Malone and coworkers demonstrated that up to 10% of familial FSGS can be explained by autosomal COL4A3/4 mutations [9]. Our investigations expand previous findings that FSGS can also be caused by COL4A5 mutations, the most common cause of AS, aggravated by polymorphisms in slit diaphragm genes [20,25]. α3/α4/α5 type IV collagen chains stabilize the GBM against filtration pressure [26]. Loss of any of the α3/α4/α5 type IV collagen chains results in a weaker GBM and increased podocyte cytoskeleton vulnerability [27]. As the cell–cell adhesions of the slit diaphragm are closely linked to the podocyte cytoskeleton, any polymorphism in slit diaphragm genes [28,29,30,31], as demonstrated in our study, might result in further damage in the histological picture of FSGS. This hypothesis should be tested in animal models using heterozygous NPHS2+/R140Q mice, which correspond to the most common p.R138Q mutation found in humans and COL4A3+/− mice [32,33,34,35]. NPHS2+/R140Q mice develop no phenotype [32], while COL4A3+/− mice develop benign familial hematuria [33,34]. The mature GBM with the α3/4/5 (IV) collagen chains can solely be built by podocytes, which sense the integrity of the GBM via their type IV collagen receptors, such as discoidin receptor 1 (DDR1) and integrins [4]. On the other hand, the crosstalk between the collagen receptor and the podocyte actin cytoskeleton, which also interacts with the slit diaphragm, might be the crucial link between the GBM and slit diaphragm that causes FSGS in our patients [4].
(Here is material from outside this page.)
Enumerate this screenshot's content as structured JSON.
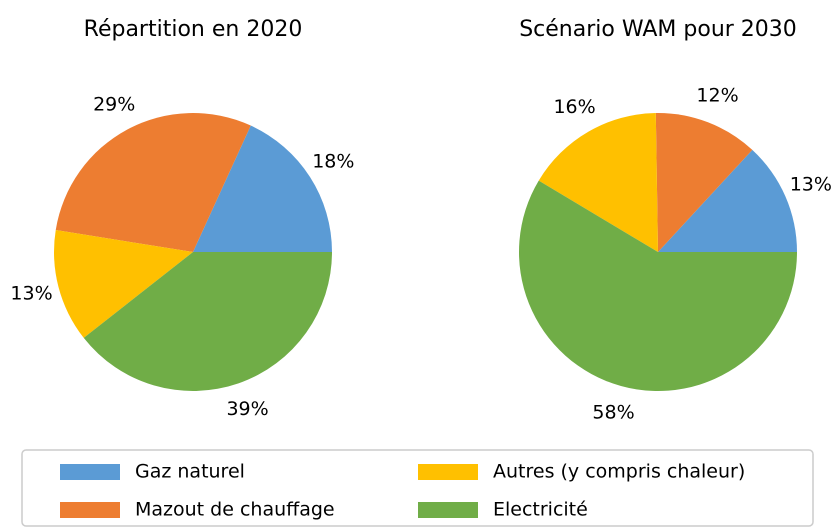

In conclusion, our findings demonstrate that after thorough clinical evaluation, the molecular genetics of different players in the glomerular filtration barrier can be used to evaluate FSGS. The analysis of genes involved in the organization of podocyte architecture, the GBM, and the slit diaphragm will further our understanding of the histological picture of FSGS. Our increasing knowledge of genes, arising from next-generation sequencing, will help to personalize the diagnosis and prognosis of and therapy for glomerular kidney diseases. Experienced physicians and pathologists are still needed to classify genetic results for the benefit of the patient.

4. Methods

4.1. Ethical Considerations

Written informed consent was given by the families for the publication of their cases. ICH-GCP data acquisition and storage of the European Alport registry was approved by the IRB of the University Medicine Goettingen, Germany (AZ 10/11/06; updated version from 2014). The European Alport registry has been registered at ClinicalTrials.gov (NCT 02378805) and as EudraCT number 2014-003533-25.

4.2. Genetic Analyses

EDTA-treated blood was obtained after written informed consent was provided. Genomic DNA was extracted from peripheral blood leukocytes. The coding regions of COL4A3, COL4A4, COL4A5, NPHS1, and NPHS2 were analyzed: The entire coding regions and splice sites of the NPHS1 (transcript NM_004646.3; 29 exons), NPHS2 (transcript NM_014625.2; 8 exons), COL4A3 (transcript NM_000091.4; 52 exons), COL4A4 (transcript NM_000092.4; 48 exons), and COL4A5 (transcript NM_033380.2; 53 exons) genes were sequenced using unidirectional tagged primer Sanger sequencing in a 96-well format. Polymerase chain reaction (PCR) primers were designed using Primer-BLAST® from the NCBI (National Center for Biotechnology Information, Bethesda, MD, USA). PCR products were generated using Buffer HOT Fire Polymerase® (Solis Biodyne Solis, Tartu, Estonia) at an annealing temperature of 60 °C and were cleaned up using an Illustra ExoProStar One-Step® kit (GE Healthcare, Freiburg, Germany). Sequencing was performed using a BigDye® Terminator v1.1 cycle kit (Applied Biosystems®, Life Technologies GmbH, Darmstadt, Germany), and products were cleaned up using a CentriSep ABI® kit (Applied Biosystems®, Life Technologies GmbH, Darmstadt, Germany). The sequences were read with an ABI Prism® 3130XL DNA analyzer (Applied Biosystems®, Life Technologies GmbH, Darmstadt, Germany) and were analyzed using our in-house sequence analysis software (SeqEdit).

4.3. Morphological Analyses

Kidney biopsies were analyzed by light microscopy, immunohistochemistry, and electron microscopy.